I suspect we don't want to wait for this work to finish, but we should
definitely track it and seek inspiration. And there are probably
people there that can review whatever we're doing.

>>> I also note that collation often involves equivalence testing, but it
>>> is not clear from your proposal whether that is the case here. It might
>>> also be a good idea to clearly spell out interoperability expectations;
>>> if two implementations support some collation, will they behave the same
>>> for any and all inputs as far as collation is concerned, or should one
>>> be prepared for slight differences among implementations?
>
> I think it's more practical to assume that users should be prepared for slight differences among implementations.

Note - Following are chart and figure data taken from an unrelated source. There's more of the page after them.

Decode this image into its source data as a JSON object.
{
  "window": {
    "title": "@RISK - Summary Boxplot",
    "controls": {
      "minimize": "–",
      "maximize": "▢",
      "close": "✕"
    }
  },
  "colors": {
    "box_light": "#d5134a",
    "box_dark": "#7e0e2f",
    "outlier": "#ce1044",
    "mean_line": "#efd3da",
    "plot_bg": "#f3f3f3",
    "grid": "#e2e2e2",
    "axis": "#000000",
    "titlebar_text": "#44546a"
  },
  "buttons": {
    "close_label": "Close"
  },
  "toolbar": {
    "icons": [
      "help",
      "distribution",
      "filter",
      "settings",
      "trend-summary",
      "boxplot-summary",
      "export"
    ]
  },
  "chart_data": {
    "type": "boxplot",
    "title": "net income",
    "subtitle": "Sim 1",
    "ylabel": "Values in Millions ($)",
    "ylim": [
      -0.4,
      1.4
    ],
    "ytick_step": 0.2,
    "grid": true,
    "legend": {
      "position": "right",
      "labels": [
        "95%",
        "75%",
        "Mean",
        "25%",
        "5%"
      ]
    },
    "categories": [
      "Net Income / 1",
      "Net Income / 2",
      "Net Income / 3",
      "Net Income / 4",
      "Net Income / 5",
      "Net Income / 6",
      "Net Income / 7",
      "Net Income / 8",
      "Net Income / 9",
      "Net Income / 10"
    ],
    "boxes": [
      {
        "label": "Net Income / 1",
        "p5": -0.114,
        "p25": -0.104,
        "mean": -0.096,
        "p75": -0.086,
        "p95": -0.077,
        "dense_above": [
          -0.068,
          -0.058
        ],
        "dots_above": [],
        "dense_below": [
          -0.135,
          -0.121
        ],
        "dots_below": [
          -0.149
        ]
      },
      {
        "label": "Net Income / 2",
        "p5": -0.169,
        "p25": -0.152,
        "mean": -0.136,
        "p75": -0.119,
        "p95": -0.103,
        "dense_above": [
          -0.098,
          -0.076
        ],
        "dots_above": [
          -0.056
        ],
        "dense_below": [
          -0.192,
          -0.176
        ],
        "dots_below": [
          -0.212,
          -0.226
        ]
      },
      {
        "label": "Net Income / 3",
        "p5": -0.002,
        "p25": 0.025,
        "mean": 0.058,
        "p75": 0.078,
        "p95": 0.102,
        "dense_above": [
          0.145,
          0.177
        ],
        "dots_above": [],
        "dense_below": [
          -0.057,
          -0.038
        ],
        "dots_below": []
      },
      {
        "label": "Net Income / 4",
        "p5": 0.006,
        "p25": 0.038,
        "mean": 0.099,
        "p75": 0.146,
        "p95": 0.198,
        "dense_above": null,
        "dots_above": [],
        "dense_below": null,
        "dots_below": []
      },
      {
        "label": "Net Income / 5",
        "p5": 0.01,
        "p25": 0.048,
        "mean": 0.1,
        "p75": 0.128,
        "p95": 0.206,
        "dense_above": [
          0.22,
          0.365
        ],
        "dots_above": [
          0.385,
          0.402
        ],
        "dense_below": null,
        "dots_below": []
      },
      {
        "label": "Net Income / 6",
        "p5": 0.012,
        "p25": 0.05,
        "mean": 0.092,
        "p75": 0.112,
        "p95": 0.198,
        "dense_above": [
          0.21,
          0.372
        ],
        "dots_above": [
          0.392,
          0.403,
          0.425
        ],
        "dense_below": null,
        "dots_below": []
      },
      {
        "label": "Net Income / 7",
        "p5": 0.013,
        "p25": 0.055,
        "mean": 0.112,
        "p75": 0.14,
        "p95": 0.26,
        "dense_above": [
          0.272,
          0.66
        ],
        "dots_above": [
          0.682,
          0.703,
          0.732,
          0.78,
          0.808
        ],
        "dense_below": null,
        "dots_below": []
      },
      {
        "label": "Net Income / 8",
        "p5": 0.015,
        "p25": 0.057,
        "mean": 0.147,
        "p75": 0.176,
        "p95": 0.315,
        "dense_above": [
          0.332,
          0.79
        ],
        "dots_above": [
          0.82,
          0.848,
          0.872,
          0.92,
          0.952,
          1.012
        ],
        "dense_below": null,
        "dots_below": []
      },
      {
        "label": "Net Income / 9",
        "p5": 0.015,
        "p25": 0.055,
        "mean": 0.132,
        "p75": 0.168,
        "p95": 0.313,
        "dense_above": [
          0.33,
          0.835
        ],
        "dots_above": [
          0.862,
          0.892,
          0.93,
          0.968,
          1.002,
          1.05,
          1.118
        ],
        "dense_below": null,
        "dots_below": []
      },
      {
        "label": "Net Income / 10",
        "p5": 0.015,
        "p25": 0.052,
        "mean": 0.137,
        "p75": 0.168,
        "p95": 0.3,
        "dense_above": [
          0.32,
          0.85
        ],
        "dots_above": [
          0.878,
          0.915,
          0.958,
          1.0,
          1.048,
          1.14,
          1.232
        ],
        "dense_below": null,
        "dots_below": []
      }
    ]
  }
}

Doesn't the various specs define a strict sorting order for the
collations that they do define? If so it seems like implementations
should get things in the same order. Modulo bugs of course, but that
shouldn't affect the spec.

But in general I wouldn't be surprised if there are quality of
implementation issues for a while on this, which will lead to
differences in implementation behavior. I think we should defer to
other specs for the specification of the actual ordering and consider
it bugs in the implementation of those specs though.

All in all, is there anything preventing adding the API Pablo suggests
in this thread to the IndexedDB spec drafts?

/ Jonas

Received on Tuesday, 8 March 2011 21:11:33 UTC